Souvent ordonnée par la CRCI, l’expertise médicale se fait au cabinet d’un médecin expert qu’elle désigne.

Le rôle du Dr Dubois, médecin expert indépendant consiste à préparer et assister la victime :

    • Attester et évaluer l’existence d’une faute médicale,
    • Justifier l’existence d’un accident iatrogène non-fautif,
    • Evaluer l’existence des critères de compétence de la CRCI,
    • Evaluer les préjudices de la victime.

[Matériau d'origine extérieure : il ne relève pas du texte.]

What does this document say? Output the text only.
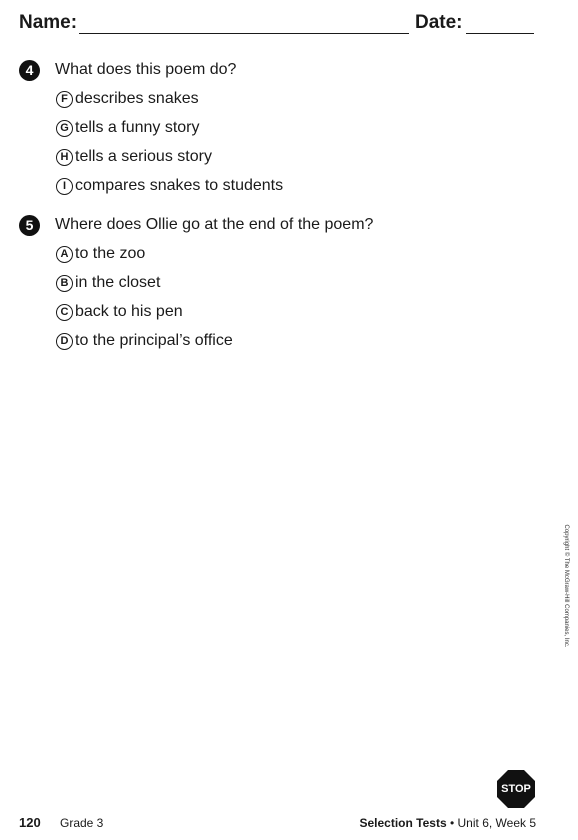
Name:	Date:
4	What does this poem do?
F describes snakes
G tells a funny story
H tells a serious story
I compares snakes to students
5	Where does Ollie go at the end of the poem?
A to the zoo
B in the closet
C back to his pen
D to the principal’s office
Copyright © The McGraw-Hill Companies, Inc.
STOP
120 Grade 3	Selection Tests • Unit 6, Week 5
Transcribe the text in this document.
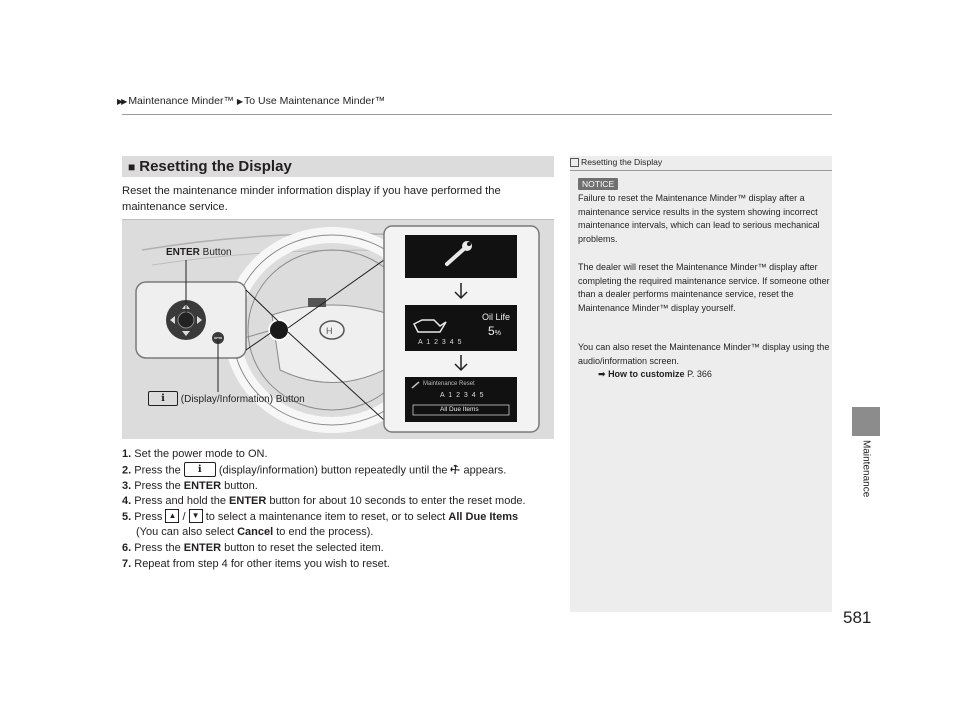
▶▶ Maintenance Minder™ ▶ To Use Maintenance Minder™
Maintenance
■ Resetting the Display
Reset the maintenance minder information display if you have performed the maintenance service.
H
ENTER Button
ℹ (Display/Information) Button
Oil Life
5%
A 1 2 3 4 5
Maintenance Reset
A 1 2 3 4 5
All Due Items
1. Set the power mode to ON.
2. Press the ℹ (display/information) button repeatedly until the ⚒ appears.
3. Press the ENTER button.
4. Press and hold the ENTER button for about 10 seconds to enter the reset mode.
5. Press ▲ / ▼ to select a maintenance item to reset, or to select All Due Items
(You can also select Cancel to end the process).
6. Press the ENTER button to reset the selected item.
7. Repeat from step 4 for other items you wish to reset.
Resetting the Display
NOTICE
Failure to reset the Maintenance Minder™ display after a maintenance service results in the system showing incorrect maintenance intervals, which can lead to serious mechanical problems.
The dealer will reset the Maintenance Minder™ display after completing the required maintenance service. If someone other than a dealer performs maintenance service, reset the Maintenance Minder™ display yourself.
You can also reset the Maintenance Minder™ display using the audio/information screen.
➡ How to customize P. 366
581
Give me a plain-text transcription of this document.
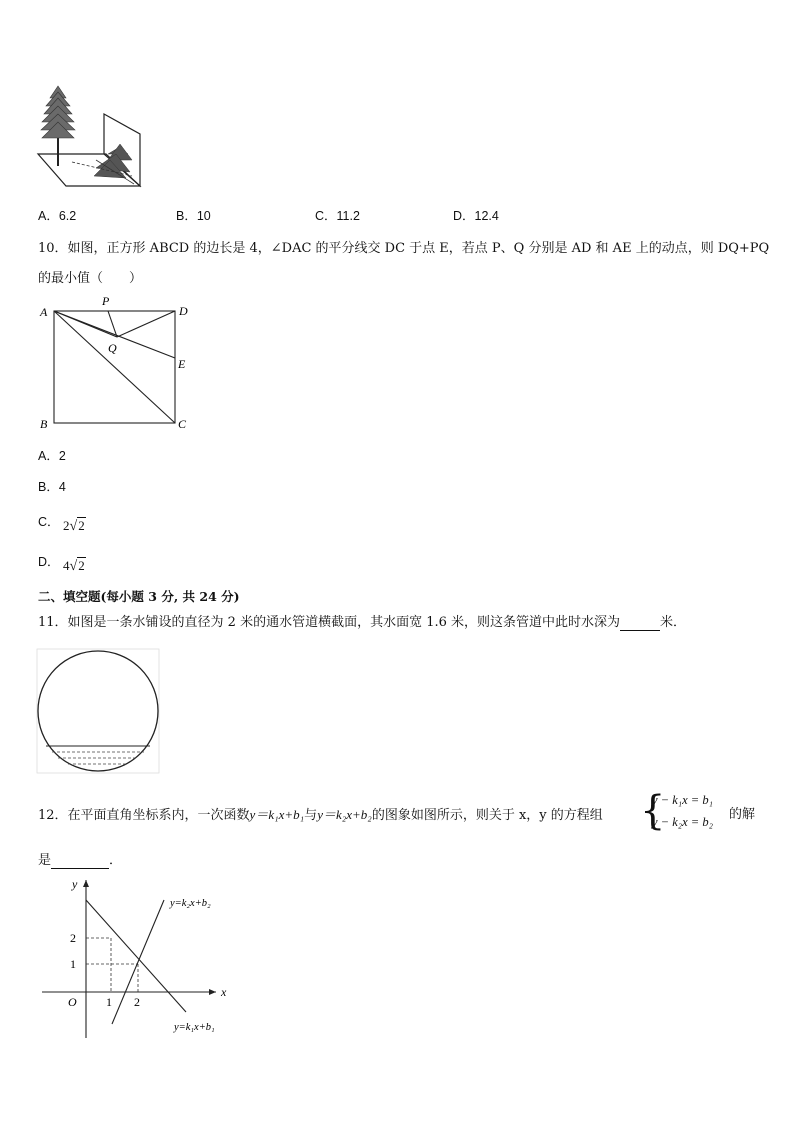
A．6.2	B．10	C．11.2	D．12.4
10．如图，正方形 ABCD 的边长是 4，∠DAC 的平分线交 DC 于点 E，若点 P、Q 分别是 AD 和 AE 上的动点，则 DQ+PQ
的最小值（　　）
A	D
P
Q
E
B	C
A．2
B．4
C． 2√2
D． 4√2
二、填空题(每小题 3 分, 共 24 分)
11．如图是一条水铺设的直径为 2 米的通水管道横截面，其水面宽 1.6 米，则这条管道中此时水深为	米．
12．在平面直角坐标系内，一次函数y＝k₁x+b₁与y＝k₂x+b₂的图象如图所示，则关于 x，y 的方程组 {
y − k₁x = b₁
y − k₂x = b₂ 的解
是	．
x
y
O 1 2
1
2
y=k₂x+b₂
y=k₁x+b₁
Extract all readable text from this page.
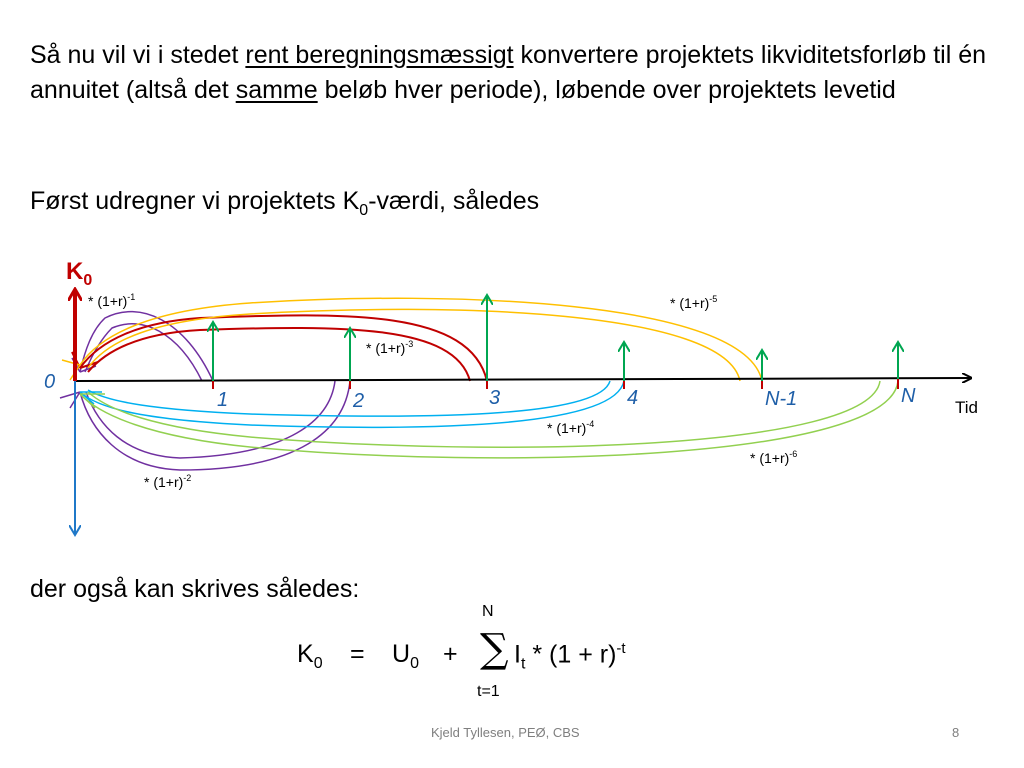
Så nu vil vi i stedet rent beregningsmæssigt konvertere projektets likviditetsforløb til én annuitet (altså det samme beløb hver periode), løbende over projektets levetid

Først udregner vi projektets $K_0$-værdi, således

$K_0$
0
Tid
1	2	3	4	N-1	N
* $(1+r)^{-1}$
* $(1+r)^{-2}$
* $(1+r)^{-3}$
* $(1+r)^{-4}$
* $(1+r)^{-5}$
* $(1+r)^{-6}$

der også kan skrives således:

$K_0 = U_0$ + ∑
N
t=1
$I_t * (1 + r)^{-t}$
Kjeld Tyllesen, PEØ, CBS	8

Les préjudices à repérer lors de l’expertise médicale sont :

    • Les gênes temporaires, partielles ou totales qui constituent un déficit temporaire à l’exercice des activités,
    • Arrêt des activités professionnelles,
    • Dommage esthétique (altération de l’apparence) temporaire et permanent,
    • Les aides matérielles (domotique par exemple) ou humaines pour la réalisation des gestes courants de la vie,
    • Les soins médicaux avant et après consolidation,
    • L’AIPP constitutive du déficit fonctionnel,
    • Les souffrances endurées,
    • Le préjudice sexuel lié aux séquelles,
    • Le préjudice d’agrément,
    • L’aide d’une tierce personne en cas de perte d’autonomie,

Durant l’expertise médicale, le Dr Dubois :

    • Recueille les doléances du patient,
    • Réalise un examen médical dans le but de :
      • Décrire l’état de santé actuel du patient,
      • Constater si son état de santé actuel est la conséquence de l’évolution d’une pathologie initiale,
      • Vérifier s’il y a bien eu lieu d’un accident médical comme la maladie iatrogène par exemple.
    • Si l’examen médical confirme une cause iatrogène, le Dr Dubois indique s’il s’agit du non-respect des règles de l’art et définit ainsi le caractère de l’imputabilité ou bien s’il y a eu lieu des aléas. Il apporte des réponses à la question : Pourquoi l’affection iatrogène a-t-elle occasionné des conséquences anormales sur l’évolution de la pathologie initiale ? Tout en précisant sa gravité.
    • Interroge le patient sur ses antécédents médicaux afin de déterminer le degré de vulnérabilité imputable au dommage,
    • Réalise un examen clinique minutieux et retranscrit ses constatations dans le rapport d’expertise,
    • Evalue les dommages selon les parts respectives :
      • Celle qui est rattachée à l’état antérieur,
      • Celle liée à la prévision de l’évolution de la pathologie initiale,
      • Et celle attribuée aux conséquences anormales du dommage.

Lors du rendez-vous d’expertise médicale, le Dr Dubois accompagne la victime en permanence. Il vérifie la cohérence entre l’évaluation et le chiffrage des préjudices et l’état de santé de la victime. Il remet ensuite le rapport d’expertise à son mandant, c’est-à-dire à la victime.